Он ни слова не понимал из всего, что я говорила. Я протянула ему визитку Констанс, он схватил ее, прочел, его руки дрожали.

— Ты можешь ей написать. Или позвонить, телефон у нее с собой. Теперь у тебя есть возможность сделать первый шаг.

Он прокашлялся и, опершись на костыль, с трудом встал с дивана. Проковылял туда-сюда по гостиной. Подошел ко мне, его лицо было взволнованным. Меня пронзила боль от краткого изумрудного проблеска в его взгляде.

— Спасибо…

— Надеюсь, тебе это поможет. Пойду спать.

Я ушла, не могла дольше оставаться рядом с ним.

— Где ты взяла эту визитку? Как ты ее раздобыла?

Я не стала уклоняться от ответа и обернулась к нему.

— Попросила у Саши, ее мужа. Поехала сегодня вечером в больницу, рассчитывая его найти. И мне повезло. Причем вдвойне — он согласился тебе помочь…

Мы постояли, не отрывая друг от друга глаз. Силился ли он что-то прочесть на моем лице? Отыскать какой-то скрытый смысл?

— Спи спокойно, — бросил он, повернувшись ко мне спиной.

Этой ночью Ксавье вернулся в нашу спальню.

* * *

Я благодарила господа, в которого не верила, за подсказанную идею выставки ради перезапуска галереи. Я твердо знала, что не имею права на ошибку, и потому выкладывалась по полной, чтобы все сработало. Мои художники и коллекционеры больше не будут нести потери из-за моей частной жизни. Но как же трудно обойтись без мыслей о Ксавье, о том, чем он занят. Позвонил ли Констанс? Да и вообще, сделает ли это? Ну конечно, сделает. Он же неделями ждал этой возможности, готовился к ней. Однако кто знает? Вдруг мне стоило раньше связать его с ней? Тогда, чем черт не шутит, мы бы до такого не дошли. Стало бы ему лучше?

Ближе к полудню заявилась Кармен. Кое-что все же не меняется, и это прекрасно. Судя по ее осунувшемуся лицу с черными кругами, она провела ночь с руками по локоть в глине. Волосы она укротила посредством разноцветной ленты, следы глины остались у нее на щеках, она явно не успела поспать и забыла зайти в душ. Я обожала такое ее состояние — настоящий глоток свежего воздуха.

— Аванита, дорогая! Мне бы не помешал бокал вина! Но одна я не пью, так что приглашаю тебя на обед.

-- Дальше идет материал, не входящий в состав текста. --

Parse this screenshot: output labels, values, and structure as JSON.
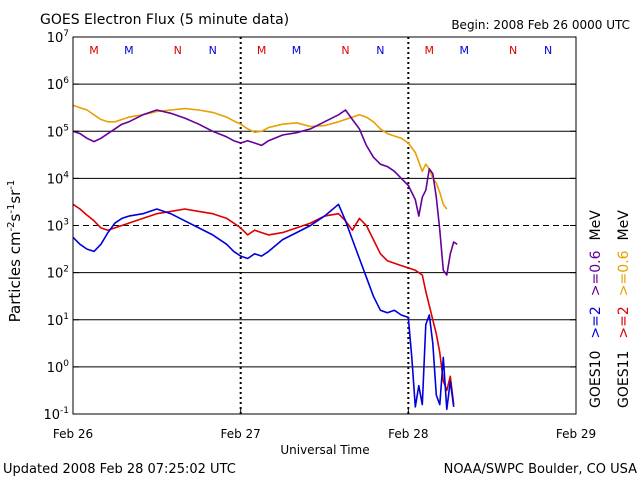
{
  "chart_data": {
    "type": "line",
    "title": "GOES Electron Flux (5 minute data)",
    "begin_label": "Begin: 2008 Feb 26 0000 UTC",
    "xlabel": "Universal Time",
    "ylabel_parts": [
      "Particles cm",
      "-2",
      "s",
      "-1",
      "sr",
      "-1"
    ],
    "x_unit": "hours since 2008 Feb 26 0000 UTC",
    "xlim": [
      0,
      72
    ],
    "x_ticks": [
      {
        "x": 0,
        "label": "Feb 26"
      },
      {
        "x": 24,
        "label": "Feb 27"
      },
      {
        "x": 48,
        "label": "Feb 28"
      },
      {
        "x": 72,
        "label": "Feb 29"
      }
    ],
    "y_scale": "log10",
    "ylim_exp": [
      -1,
      7
    ],
    "y_ticks": [
      {
        "exp": 7,
        "label": "10",
        "sup": "7"
      },
      {
        "exp": 6,
        "label": "10",
        "sup": "6"
      },
      {
        "exp": 5,
        "label": "10",
        "sup": "5"
      },
      {
        "exp": 4,
        "label": "10",
        "sup": "4"
      },
      {
        "exp": 3,
        "label": "10",
        "sup": "3"
      },
      {
        "exp": 2,
        "label": "10",
        "sup": "2"
      },
      {
        "exp": 1,
        "label": "10",
        "sup": "1"
      },
      {
        "exp": 0,
        "label": "10",
        "sup": "0"
      },
      {
        "exp": -1,
        "label": "10",
        "sup": "-1"
      }
    ],
    "solid_gridlines_exp": [
      6,
      5,
      4,
      2,
      1,
      0
    ],
    "dashed_gridlines_exp": [
      3
    ],
    "day_boundaries": [
      24,
      48
    ],
    "local_time_markers": [
      {
        "x": 3,
        "letter": "M",
        "color": "#dd0000"
      },
      {
        "x": 8,
        "letter": "M",
        "color": "#0000dd"
      },
      {
        "x": 15,
        "letter": "N",
        "color": "#dd0000"
      },
      {
        "x": 20,
        "letter": "N",
        "color": "#0000dd"
      },
      {
        "x": 27,
        "letter": "M",
        "color": "#dd0000"
      },
      {
        "x": 32,
        "letter": "M",
        "color": "#0000dd"
      },
      {
        "x": 39,
        "letter": "N",
        "color": "#dd0000"
      },
      {
        "x": 44,
        "letter": "N",
        "color": "#0000dd"
      },
      {
        "x": 51,
        "letter": "M",
        "color": "#dd0000"
      },
      {
        "x": 56,
        "letter": "M",
        "color": "#0000dd"
      },
      {
        "x": 63,
        "letter": "N",
        "color": "#dd0000"
      },
      {
        "x": 68,
        "letter": "N",
        "color": "#0000dd"
      }
    ],
    "right_legend": {
      "col1": [
        {
          "text": "GOES10",
          "color": "#000000"
        },
        {
          "text": ">=2",
          "color": "#0000dd"
        },
        {
          "text": ">=0.6",
          "color": "#660099"
        },
        {
          "text": "MeV",
          "color": "#000000"
        }
      ],
      "col2": [
        {
          "text": "GOES11",
          "color": "#000000"
        },
        {
          "text": ">=2",
          "color": "#dd0000"
        },
        {
          "text": ">=0.6",
          "color": "#e8a000"
        },
        {
          "text": "MeV",
          "color": "#000000"
        }
      ]
    },
    "series": [
      {
        "name": "GOES11 >=0.6 MeV",
        "color": "#e8a000",
        "points": [
          [
            0,
            5.55
          ],
          [
            1,
            5.5
          ],
          [
            2,
            5.45
          ],
          [
            3,
            5.35
          ],
          [
            4,
            5.25
          ],
          [
            5,
            5.2
          ],
          [
            6,
            5.2
          ],
          [
            7,
            5.25
          ],
          [
            8,
            5.3
          ],
          [
            10,
            5.35
          ],
          [
            12,
            5.42
          ],
          [
            14,
            5.45
          ],
          [
            16,
            5.48
          ],
          [
            18,
            5.45
          ],
          [
            20,
            5.4
          ],
          [
            22,
            5.3
          ],
          [
            23,
            5.22
          ],
          [
            24,
            5.15
          ],
          [
            25,
            5.05
          ],
          [
            26,
            4.98
          ],
          [
            27,
            5.0
          ],
          [
            28,
            5.08
          ],
          [
            30,
            5.15
          ],
          [
            32,
            5.18
          ],
          [
            34,
            5.1
          ],
          [
            36,
            5.12
          ],
          [
            38,
            5.2
          ],
          [
            40,
            5.3
          ],
          [
            41,
            5.35
          ],
          [
            42,
            5.3
          ],
          [
            43,
            5.2
          ],
          [
            44,
            5.05
          ],
          [
            45,
            4.95
          ],
          [
            46,
            4.9
          ],
          [
            47,
            4.85
          ],
          [
            48,
            4.75
          ],
          [
            49,
            4.55
          ],
          [
            49.5,
            4.35
          ],
          [
            50,
            4.15
          ],
          [
            50.5,
            4.3
          ],
          [
            51,
            4.2
          ],
          [
            51.5,
            4.0
          ],
          [
            52,
            3.9
          ],
          [
            52.5,
            3.7
          ],
          [
            53,
            3.45
          ],
          [
            53.5,
            3.35
          ]
        ]
      },
      {
        "name": "GOES10 >=0.6 MeV",
        "color": "#660099",
        "points": [
          [
            0,
            5.0
          ],
          [
            1,
            4.95
          ],
          [
            2,
            4.85
          ],
          [
            3,
            4.78
          ],
          [
            4,
            4.85
          ],
          [
            5,
            4.95
          ],
          [
            6,
            5.05
          ],
          [
            7,
            5.15
          ],
          [
            8,
            5.2
          ],
          [
            10,
            5.35
          ],
          [
            12,
            5.45
          ],
          [
            14,
            5.38
          ],
          [
            16,
            5.28
          ],
          [
            18,
            5.15
          ],
          [
            20,
            5.0
          ],
          [
            22,
            4.88
          ],
          [
            23,
            4.8
          ],
          [
            24,
            4.75
          ],
          [
            25,
            4.8
          ],
          [
            26,
            4.75
          ],
          [
            27,
            4.7
          ],
          [
            28,
            4.8
          ],
          [
            30,
            4.92
          ],
          [
            32,
            4.97
          ],
          [
            34,
            5.05
          ],
          [
            36,
            5.2
          ],
          [
            38,
            5.35
          ],
          [
            39,
            5.45
          ],
          [
            40,
            5.25
          ],
          [
            41,
            5.05
          ],
          [
            42,
            4.7
          ],
          [
            43,
            4.45
          ],
          [
            44,
            4.3
          ],
          [
            45,
            4.25
          ],
          [
            46,
            4.15
          ],
          [
            47,
            4.0
          ],
          [
            48,
            3.85
          ],
          [
            49,
            3.55
          ],
          [
            49.5,
            3.2
          ],
          [
            50,
            3.6
          ],
          [
            50.5,
            3.75
          ],
          [
            51,
            4.2
          ],
          [
            51.5,
            4.1
          ],
          [
            52,
            3.6
          ],
          [
            52.5,
            2.9
          ],
          [
            53,
            2.05
          ],
          [
            53.5,
            1.95
          ],
          [
            54,
            2.4
          ],
          [
            54.5,
            2.65
          ],
          [
            55,
            2.6
          ]
        ]
      },
      {
        "name": "GOES11 >=2 MeV",
        "color": "#dd0000",
        "points": [
          [
            0,
            3.45
          ],
          [
            1,
            3.35
          ],
          [
            2,
            3.22
          ],
          [
            3,
            3.1
          ],
          [
            4,
            2.95
          ],
          [
            5,
            2.9
          ],
          [
            6,
            2.95
          ],
          [
            7,
            3.0
          ],
          [
            8,
            3.05
          ],
          [
            10,
            3.15
          ],
          [
            12,
            3.25
          ],
          [
            14,
            3.3
          ],
          [
            16,
            3.35
          ],
          [
            18,
            3.3
          ],
          [
            20,
            3.25
          ],
          [
            22,
            3.15
          ],
          [
            23,
            3.05
          ],
          [
            24,
            2.95
          ],
          [
            25,
            2.8
          ],
          [
            26,
            2.9
          ],
          [
            27,
            2.85
          ],
          [
            28,
            2.8
          ],
          [
            30,
            2.85
          ],
          [
            32,
            2.95
          ],
          [
            34,
            3.05
          ],
          [
            36,
            3.2
          ],
          [
            38,
            3.25
          ],
          [
            39,
            3.1
          ],
          [
            40,
            2.9
          ],
          [
            41,
            3.15
          ],
          [
            42,
            3.0
          ],
          [
            43,
            2.7
          ],
          [
            44,
            2.4
          ],
          [
            45,
            2.25
          ],
          [
            46,
            2.2
          ],
          [
            47,
            2.15
          ],
          [
            48,
            2.1
          ],
          [
            49,
            2.05
          ],
          [
            50,
            1.95
          ],
          [
            50.5,
            1.6
          ],
          [
            51,
            1.3
          ],
          [
            51.5,
            1.0
          ],
          [
            52,
            0.7
          ],
          [
            52.5,
            0.3
          ],
          [
            53,
            -0.3
          ],
          [
            53.5,
            -0.5
          ],
          [
            54,
            -0.2
          ],
          [
            54.5,
            -0.8
          ]
        ]
      },
      {
        "name": "GOES10 >=2 MeV",
        "color": "#0000dd",
        "points": [
          [
            0,
            2.75
          ],
          [
            1,
            2.6
          ],
          [
            2,
            2.5
          ],
          [
            3,
            2.45
          ],
          [
            4,
            2.6
          ],
          [
            5,
            2.85
          ],
          [
            6,
            3.05
          ],
          [
            7,
            3.15
          ],
          [
            8,
            3.2
          ],
          [
            10,
            3.25
          ],
          [
            12,
            3.35
          ],
          [
            14,
            3.25
          ],
          [
            16,
            3.1
          ],
          [
            18,
            2.95
          ],
          [
            20,
            2.8
          ],
          [
            22,
            2.6
          ],
          [
            23,
            2.45
          ],
          [
            24,
            2.35
          ],
          [
            25,
            2.3
          ],
          [
            26,
            2.4
          ],
          [
            27,
            2.35
          ],
          [
            28,
            2.45
          ],
          [
            30,
            2.7
          ],
          [
            32,
            2.85
          ],
          [
            34,
            3.0
          ],
          [
            36,
            3.2
          ],
          [
            38,
            3.45
          ],
          [
            39,
            3.1
          ],
          [
            40,
            2.7
          ],
          [
            41,
            2.3
          ],
          [
            42,
            1.9
          ],
          [
            43,
            1.5
          ],
          [
            44,
            1.2
          ],
          [
            45,
            1.15
          ],
          [
            46,
            1.2
          ],
          [
            47,
            1.1
          ],
          [
            48,
            1.05
          ],
          [
            48.5,
            0.2
          ],
          [
            49,
            -0.85
          ],
          [
            49.5,
            -0.4
          ],
          [
            50,
            -0.8
          ],
          [
            50.5,
            0.9
          ],
          [
            51,
            1.1
          ],
          [
            51.5,
            0.5
          ],
          [
            52,
            -0.6
          ],
          [
            52.5,
            -0.8
          ],
          [
            53,
            0.2
          ],
          [
            53.5,
            -0.9
          ],
          [
            54,
            -0.3
          ],
          [
            54.5,
            -0.85
          ]
        ]
      }
    ]
  },
  "footer": {
    "updated": "Updated 2008 Feb 28 07:25:02 UTC",
    "credit": "NOAA/SWPC Boulder, CO USA"
  }
}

Обед… Я выглянула на улицу. Он не придет, это уж точно.

— Ты ждешь кого-то?

Я покачала головой.

— Нет, естественно, нет.

Вскоре мы закрыли галерею. На улице я не сумела помешать себе оглядываться, сворачивая шею. У меня оставалась слабая надежда. Но на что, интересно, я рассчитывала? Тем более в компании Кармен.

— Ты точно никого не ждешь? Может, своего большого зверя… Он наконец-то осмелился выползти из берлоги?

Она громко расхохоталась, у нее был прекрасное настроение.

— Большой зверь разъярен, Кармен.

Она тут же стала серьезной.

— А львица обороняется, если я не ошибаюсь.

— Она защищается, чувствуешь разницу?

Кармен остановилась посреди улицы и схватила меня за руки.

— У вас проблемы?

— Не хочу об этом говорить. Бесполезно и причиняет боль.

— Ава… ты не справишься, если будешь все держать в себе.

— Я делаю что могу с тем, что у меня есть, Кармен. А тебя просто прошу быть наготове, если ты понадобишься детям.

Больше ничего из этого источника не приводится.